I continue to work, honing my skills as an eco-advocate. Learning each day how I might make better choices that reflect my compassion for humans and their planet, and building the NGO that my wife and I started a few years back. ECO-Tours of Wisconsin Inc. has allowed us to find homes for over sixty thousand native trees during our first five years. We continue to plant trees with small groups of concerned people who want to learn how to live more sustainable lifestyles. To book a trip you can contact us at:1445 Porlier street
54301-3334 We are in the western great Lakes Region and would love to have you visit.
We also have two yards that are being developed for permaculture, lots of places to explore nature, and we can even offer tours of a zero net energy home.
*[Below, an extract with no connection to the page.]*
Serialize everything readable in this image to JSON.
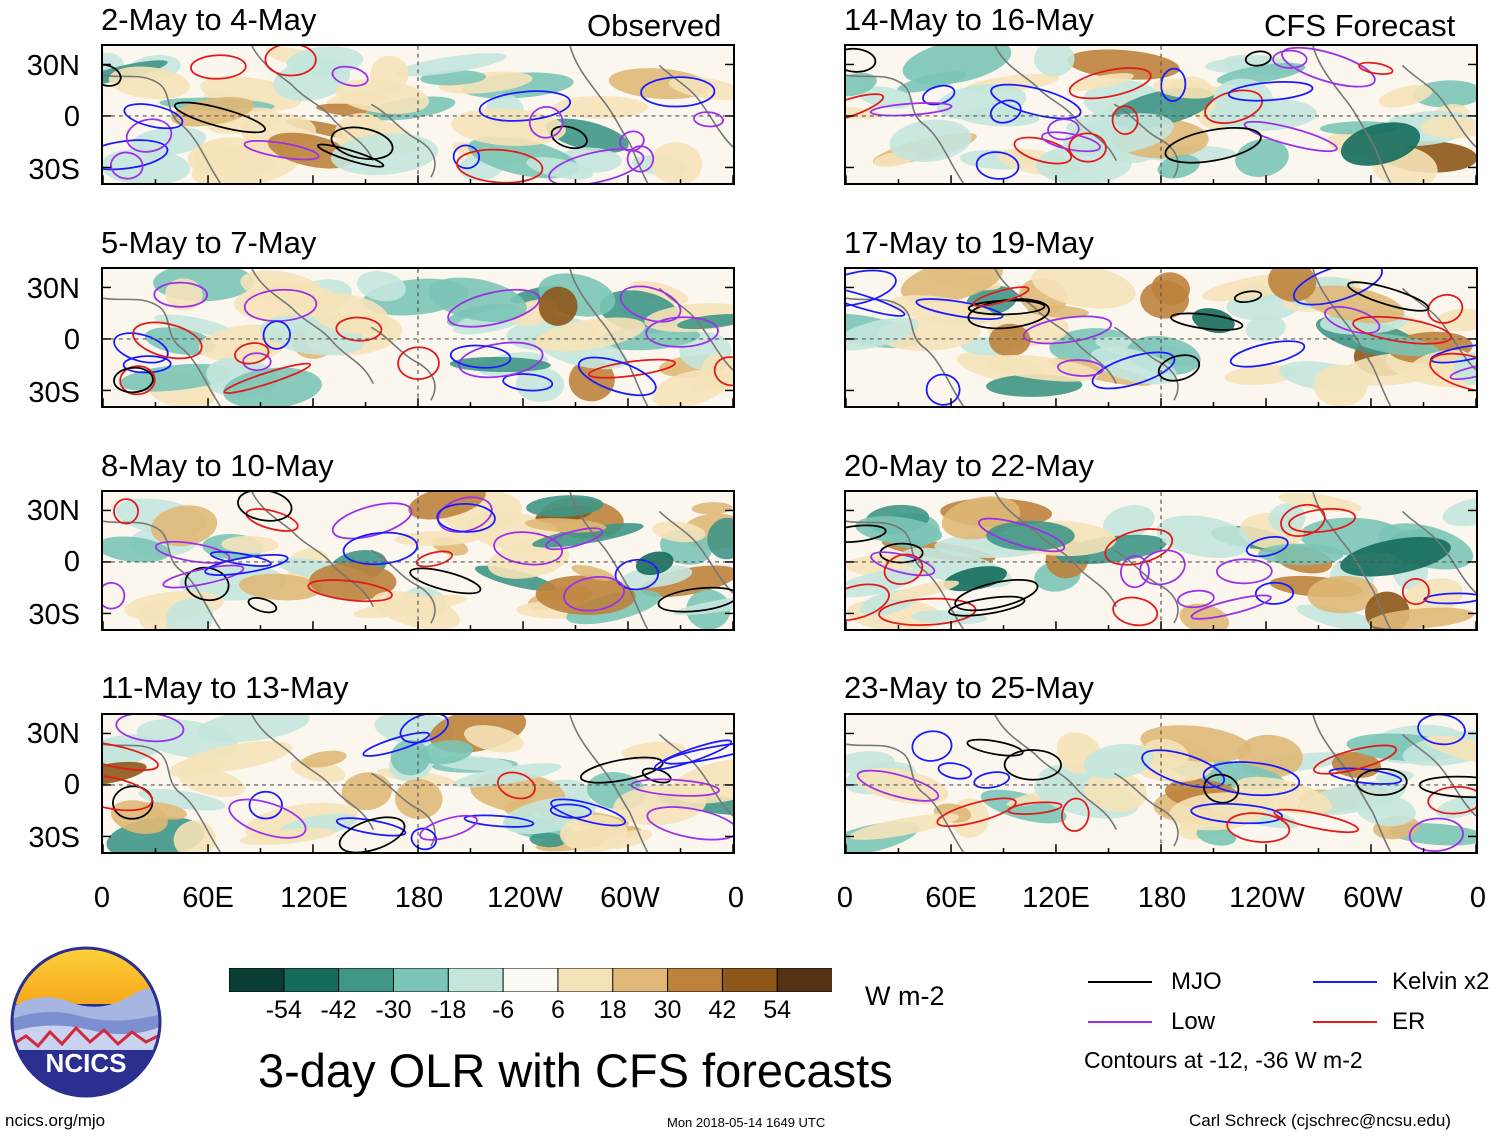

That means that for every BTU of energy the home consumes, they export one back to the grid so that their net energy bill is zero. We continue to reforest with donations we receive, and have a paypal account that you can use to donate funds for that purpose. our account number there is: tnsaladino42@hotmail.com All of our staff is volunteer, so your donations are only spent on trees. We feel that it is the most effective way to make environmental change happen.


3 Responses to Welcome Home

  1. Things are changing rapidly around the issues that I have taught about for over twenty years. This “instant” worldwide communication is part of the hope that I hold for the future. ECO-Tours of Wisconsin has continued to plant trees and on a more and more limited budget, we have had to learn a great deal about efficiency and targeting our efforts to yield the highest results. We are expanding our realm to include a much more far flung territory and are honing our experiential learning tours to include more of a “summer camp for adults” theme and orientation. Anyone who has had the camp experience knows that there are few places that we find ourselves as supported and loved as at camp. Transformative experiences in nature are the rule rather than the exception and skills and attitudes learned in this environment have the power to change who we are for life. If you know of anyone who wants to support this sort of work, please let them know about our efforts, Teaching and learning in a forum devoted to sustainability will have rewards that might be unattainable in any other way. Blessed Be, may the path to your home be surrounded all about with beauty and riches. Bless your skep and vine, orchard and garden beds. May your ever loving hands leave a trace across the ages.

  2. Pingback: Welcome Home | Permaculture, ECO-ethics, Trees | Four Blue Hills (A repository, of sorts)

    • Thanks for the share. I used to have to put many hours into a single environmental fanzine to get the word out about ecological issues. with your help, I have been able to contact many more people with news about the critical changes that we have been able to make across the Great Lakes Region and beyond!